Time really does go by before you know it. Of course, gazing at a little bit of the scenery from the window of my air-conditioned hospital room, the change of the seasons holds little meaning for me, but still, when one season ends, another comes calling, and that really does make my heart dance.

I’m seventeen now, for these last three years I’ve been unable to read a book, unable to watch television, unable to walk…no, I’m unable to rise from bed, and it’s gotten to the point where I can’t even shift the positions in my sleep. My sister, visiting me, is the one kind enough to write this letter for me. She stopped going to college so she could look after me. Of course, I’m incredibly grateful to her. What I’ve learned during my three years of lying in this hospital bed is that even from whatever miserable experience you might have, there is something to be learned, and it’s because of this that I can find the will to keep on living.

My illness appears to be related to nerve damage in my spinal cord. It’s a terribly debilitating disease, but there is, of course, a chance of recovery. It might only be three percent…but my doctor (a wonderful person) gave me an example illustrating the rate of recovery from my illness. The way he explained it, the odds are longer than a pitcher throwing a no-hit, no-run game against the Giants, but not quite as unlikely as a complete shutout.

Sometimes, when I think I’m never going to recover, I get really scared. So scared I want to scream out.
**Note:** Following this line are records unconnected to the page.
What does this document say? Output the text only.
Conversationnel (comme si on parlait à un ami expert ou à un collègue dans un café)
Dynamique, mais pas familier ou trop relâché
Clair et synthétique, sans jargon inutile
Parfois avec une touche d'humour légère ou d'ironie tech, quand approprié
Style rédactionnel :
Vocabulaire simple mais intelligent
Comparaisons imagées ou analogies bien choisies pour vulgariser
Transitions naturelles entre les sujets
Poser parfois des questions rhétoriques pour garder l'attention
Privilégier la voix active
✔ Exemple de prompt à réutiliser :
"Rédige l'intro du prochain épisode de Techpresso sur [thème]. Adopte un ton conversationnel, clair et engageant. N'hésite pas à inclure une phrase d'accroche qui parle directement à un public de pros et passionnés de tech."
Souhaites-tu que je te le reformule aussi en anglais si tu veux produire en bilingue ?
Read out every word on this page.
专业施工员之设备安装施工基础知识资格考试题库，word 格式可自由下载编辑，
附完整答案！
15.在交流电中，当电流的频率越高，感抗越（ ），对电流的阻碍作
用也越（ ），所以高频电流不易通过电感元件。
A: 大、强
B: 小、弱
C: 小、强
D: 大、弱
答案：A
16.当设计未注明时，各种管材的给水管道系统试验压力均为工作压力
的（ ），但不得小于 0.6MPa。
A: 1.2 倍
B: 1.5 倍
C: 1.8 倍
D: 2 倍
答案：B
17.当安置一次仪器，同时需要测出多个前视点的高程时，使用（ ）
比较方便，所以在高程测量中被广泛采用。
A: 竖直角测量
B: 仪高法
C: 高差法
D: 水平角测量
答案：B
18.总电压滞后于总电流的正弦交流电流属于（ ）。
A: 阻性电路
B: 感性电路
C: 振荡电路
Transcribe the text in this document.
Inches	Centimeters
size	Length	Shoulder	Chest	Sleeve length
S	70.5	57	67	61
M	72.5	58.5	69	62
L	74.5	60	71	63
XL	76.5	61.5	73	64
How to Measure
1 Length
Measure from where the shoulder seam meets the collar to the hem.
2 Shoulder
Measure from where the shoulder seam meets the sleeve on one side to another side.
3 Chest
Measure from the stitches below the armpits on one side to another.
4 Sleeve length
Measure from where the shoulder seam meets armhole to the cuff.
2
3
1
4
I feel like I’m going to spend my whole life like this, like a stone, lying on my back staring at the ceiling, unable to read a book, unable to walk in the wind, unable to be loved by anyone, growing old here for decades and decades, and then die here quietly, I think of this and I just can’t stand it and I get so sad. When I wake up at 3am in the middle of the night, I feel like I can hear the bones in my spine dissolving. In reality, that’s probably what’s happening. I won’t say any more about that unpleasant business. So, like my sister coming here every day, hundreds of times over, to encourage me, I’m going to try to only think positive thoughts. And I’ll be able to fall sound asleep at night. Because the worst thoughts usually strike in the dead of night. From my hospital window, I can see the harbor. Every morning, I get out of bed and walk to the harbor and take deep breaths of the ocean air…at least, I imagine that I do. If I could do this just once, just one time, I think I could understand what the world is all about. I believe that. And if I could comprehend just that little bit, I think I’d even be able to endure spending the rest of my life in this bed. Goodbye. Take care.

The letter is unsigned.

It was yesterday, a little after 3pm, when I received this letter. I was sitting in the break room, reading it as I drank coffee, and when my work finished in the evening, I walked down to the harbor, looking up towards the mountains. If you can see the harbor from your hospital room, I expect I can see your hospital room from the harbor. I could see quite a few lights when I looked at the mountains. Of course, I have no idea which of the lights was your hospital room. One thing I saw was the lights of a rundownlooking house, and I could also see the lights of a big mansion. There were hotels, schools, also company buildings. Really just many different kinds of people living their various lives, I thought. It was the first time I’d really thought about it like that. Thinking that, I burst out in tears. It was the first time I’d cried in a really long time. But hey, it’s okay, I wasn’t crying because I felt sorry for you. What I want to say is this. I’m only going to say it once, so listen up: I love all of you.

Ten years from now, this show and the records I played, and me, if you still remember all this, remember what I told you just now.

I’ll play the song she requested. Elvis Presley’s Good Luck Charm.

After this song, we’ve got one hour and fifty minutes left, and we’ll go back to the same old lowbrow comedy routine we always do. Thank you for listening.